Misztal is currently completing his Ph.D. in political science at Yale University, where his research focuses on the relationship between democracy, liberalism, and social stability. He holds an M.Phil. in political science from Yale and an A.B. with honors from the University of Chicago.
October 17th, 2018 – Dr. James Smith
James Smith is a co-founder of the UK National Holocaust Centre along with his brother Stephen and parents.
During the Kosovo crisis in 1999 he was a volunteer physician with the International Medical Corps (He was a trainee surgeon, having qualified as a medical doctor in Leeds, 1993). The late, costly and destructive international response to the ethnic cleansing Kosovo Crisis convinced James that the public health approach to the prevention of diseases should be applied to the prevention of genocide.
James co-founded the Aegis Trust in 2000 and remains the Chief Executive Officer. In 2002 he staged the first major international conference on genocide prevention with the UK Foreign Office (held at The Holocaust Centre).
In 2004, working with the Rwandan Government and Kigali City Council, he played a key role in establishing the Kigali Genocide Memorial in Rwanda’s capital, at a site where some 250,000 victims of the 1994 genocide lie buried. It receives tens of thousands of visitors each year, world leaders among them.
James visited Darfur in 2004 and led Aegis Trust’s campaign to limit the crimes against humanity in the region. He has subsequently revisited both Sudan and South Sudan.
The Peace Education programme led by Aegis Trust in Rwanda is now being applied as a tool for prevention by community leaders in countries at-risk of mass atrocities, notably in Central African Republic, South Sudan and Kenya.
James is the President of the UK National Holocaust Centre. He was awarded the CBE in the New Years Honours List in 2014 for services to Holocaust education and genocide prevention.
September 25th, 2018 – Matthew Rooney
Matthew Rooney joined the Bush Center in June 2015 following a career as a Foreign Service Officer with the U.S. Department of State. At postings in Washington and abroad, he focused on advocating market-driven solutions to economic policy challenges in both industrialized and developing countries, and on protecting the interests of U.S. companies abroad.

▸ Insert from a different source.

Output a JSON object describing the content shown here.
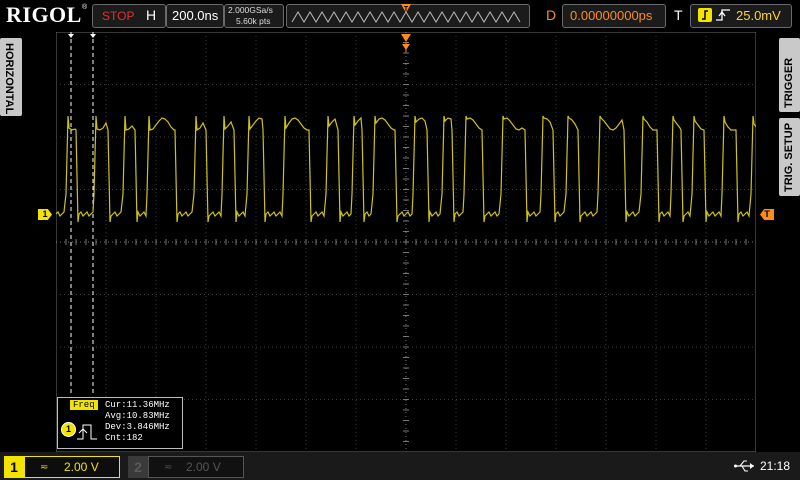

In Washington, Rooney was on loan to the U.S. Chamber of Commerce to create a high-level private sector advisory body for the Summits of the Americas, working closely with the U.S. private sector and with companies and business associations from throughout the Americas to negotiate an agenda to promote economic integration in the region. Previously, he was Deputy Assistant Secretary responsible for relations with Canada and Mexico and for regional economic policy. In prior Washington assignments, Rooney worked for then-Senator Fred Thompson, and supported negotiations to open global markets to U.S. airline services.
Abroad, Rooney was Consul General in Munich, a Consulate General providing a full range of Consular and export promotion services, supporting a permanent presence of 30,000 U.S. forces in two major base complexes, and carrying out a media and public relations initiative in support of U.S. diplomatic objectives in Germany. As Counselor for Economic and Commercial Affairs at the U.S. Embassy in San Salvador, El Salvador, he laid the groundwork for free trade negotiations between the United States and the five countries of Central America, and promoted market-based reforms for electrical power. Prior to this, he served in various posts in Germany, Gabon and Côte d’Ivoire.
Rooney studied Economics, German and French at the University of Texas at Austin and received his Master’s Degree in International Management at the University of Texas at Dallas.